The Wilka Thalta Food Truck will serve First Nations-inspired cuisine, bringing native Australian ingredients into street food-style dishes shaped by contemporary flavours.

Nearby, familiar local favourites will provide quieter comforts: a sausage sizzle from The Friends of Bella Vista Farm, soft serve ice cream, sundaes, slushies and coffee with bakery items.

These details matter.

People gather around tables. Children compare what they made during workshops. Someone returns for another coffee before the final performance.

Culture rarely exists separately from everyday life. It appears in conversation, hospitality and the act of spending time together.

Yarn at the Farm

Yarn At The Farm Continues To Grow As A Local Tradition

As the event enters its third year, Yarn at the Farm will continue building its place within Sydney’s western communities.

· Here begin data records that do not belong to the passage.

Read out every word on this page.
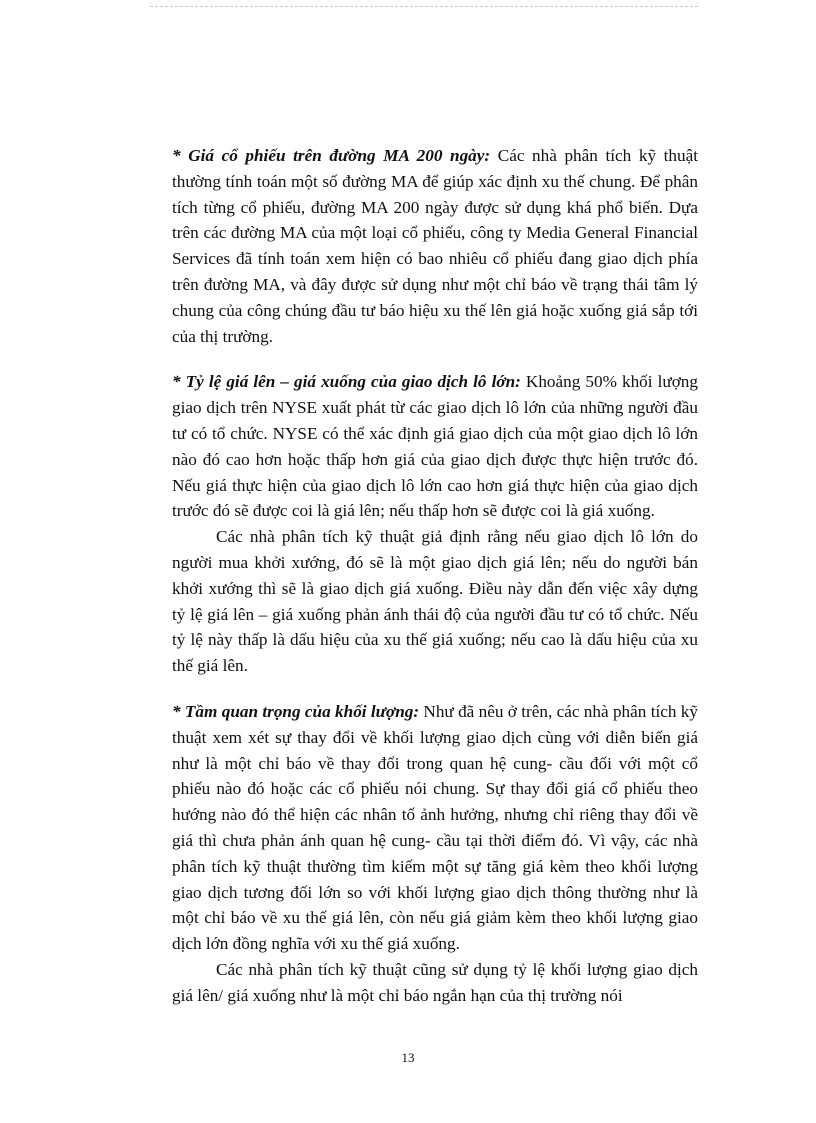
* Giá cổ phiếu trên đường MA 200 ngày: Các nhà phân tích kỹ thuật thường tính toán một số đường MA để giúp xác định xu thế chung. Để phân tích từng cổ phiếu, đường MA 200 ngày được sử dụng khá phổ biến. Dựa trên các đường MA của một loại cổ phiếu, công ty Media General Financial Services đã tính toán xem hiện có bao nhiêu cổ phiếu đang giao dịch phía trên đường MA, và đây được sử dụng như một chỉ báo về trạng thái tâm lý chung của công chúng đầu tư báo hiệu xu thế lên giá hoặc xuống giá sắp tới của thị trường.

* Tỷ lệ giá lên – giá xuống của giao dịch lô lớn: Khoảng 50% khối lượng giao dịch trên NYSE xuất phát từ các giao dịch lô lớn của những người đầu tư có tổ chức. NYSE có thể xác định giá giao dịch của một giao dịch lô lớn nào đó cao hơn hoặc thấp hơn giá của giao dịch được thực hiện trước đó. Nếu giá thực hiện của giao dịch lô lớn cao hơn giá thực hiện của giao dịch trước đó sẽ được coi là giá lên; nếu thấp hơn sẽ được coi là giá xuống.

Các nhà phân tích kỹ thuật giả định rằng nếu giao dịch lô lớn do người mua khởi xướng, đó sẽ là một giao dịch giá lên; nếu do người bán khởi xướng thì sẽ là giao dịch giá xuống. Điều này dẫn đến việc xây dựng tỷ lệ giá lên – giá xuống phản ánh thái độ của người đầu tư có tổ chức. Nếu tỷ lệ này thấp là dấu hiệu của xu thế giá xuống; nếu cao là dấu hiệu của xu thế giá lên.

* Tầm quan trọng của khối lượng: Như đã nêu ở trên, các nhà phân tích kỹ thuật xem xét sự thay đổi về khối lượng giao dịch cùng với diễn biến giá như là một chỉ báo về thay đổi trong quan hệ cung- cầu đối với một cổ phiếu nào đó hoặc các cổ phiếu nói chung. Sự thay đổi giá cổ phiếu theo hướng nào đó thể hiện các nhân tố ảnh hưởng, nhưng chỉ riêng thay đổi về giá thì chưa phản ánh quan hệ cung- cầu tại thời điểm đó. Vì vậy, các nhà phân tích kỹ thuật thường tìm kiếm một sự tăng giá kèm theo khối lượng giao dịch tương đối lớn so với khối lượng giao dịch thông thường như là một chỉ báo về xu thế giá lên, còn nếu giá giảm kèm theo khối lượng giao dịch lớn đồng nghĩa với xu thế giá xuống.

Các nhà phân tích kỹ thuật cũng sử dụng tỷ lệ khối lượng giao dịch giá lên/ giá xuống như là một chỉ báo ngắn hạn của thị trường nói

13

NAIDOC Week offers moments of recognition and celebration across the country, but local events create something more immediate. They allow communities to gather in familiar places and experience culture through participation rather than distance.

Bella Vista Farm, with its broad open spaces and layered history, feels particularly suited to that purpose.

By early afternoon, visitors will begin folding picnic rugs and gathering bags. Children will carry painted keepsakes. Conversations will continue while people walk back towards transport connections and nearby streets.

The stages will quiet.

But the feeling of the day – stories heard, songs remembered, moments shared – will travel home with the people who attended.

And for a few hours in winter, Bella Vista Farm will have become not only a destination, but a place of listening.

Event Details

Event: Yarn at the Farm – NAIDOC Week 2026
Date: Thursday 9 July 2026
Time: 10:00am–2:00pm
Location: Bella Vista Farm, Elizabeth Macarthur Drive, Bella Vista NSW

Program Highlights:

  • Welcome to Country and Smoking Ceremony with Uncle Colin Locke
  • Live performances and music
  • Cultural workshops and traditional arts and crafts
  • Indigenous market stalls
  • Traditional Indigenous games with Deadly Ed
  • Boomerang and ochre painting
  • First Nations-inspired cuisine and food vendors

Travel: Limited onsite parking available. Metro travel is encouraged.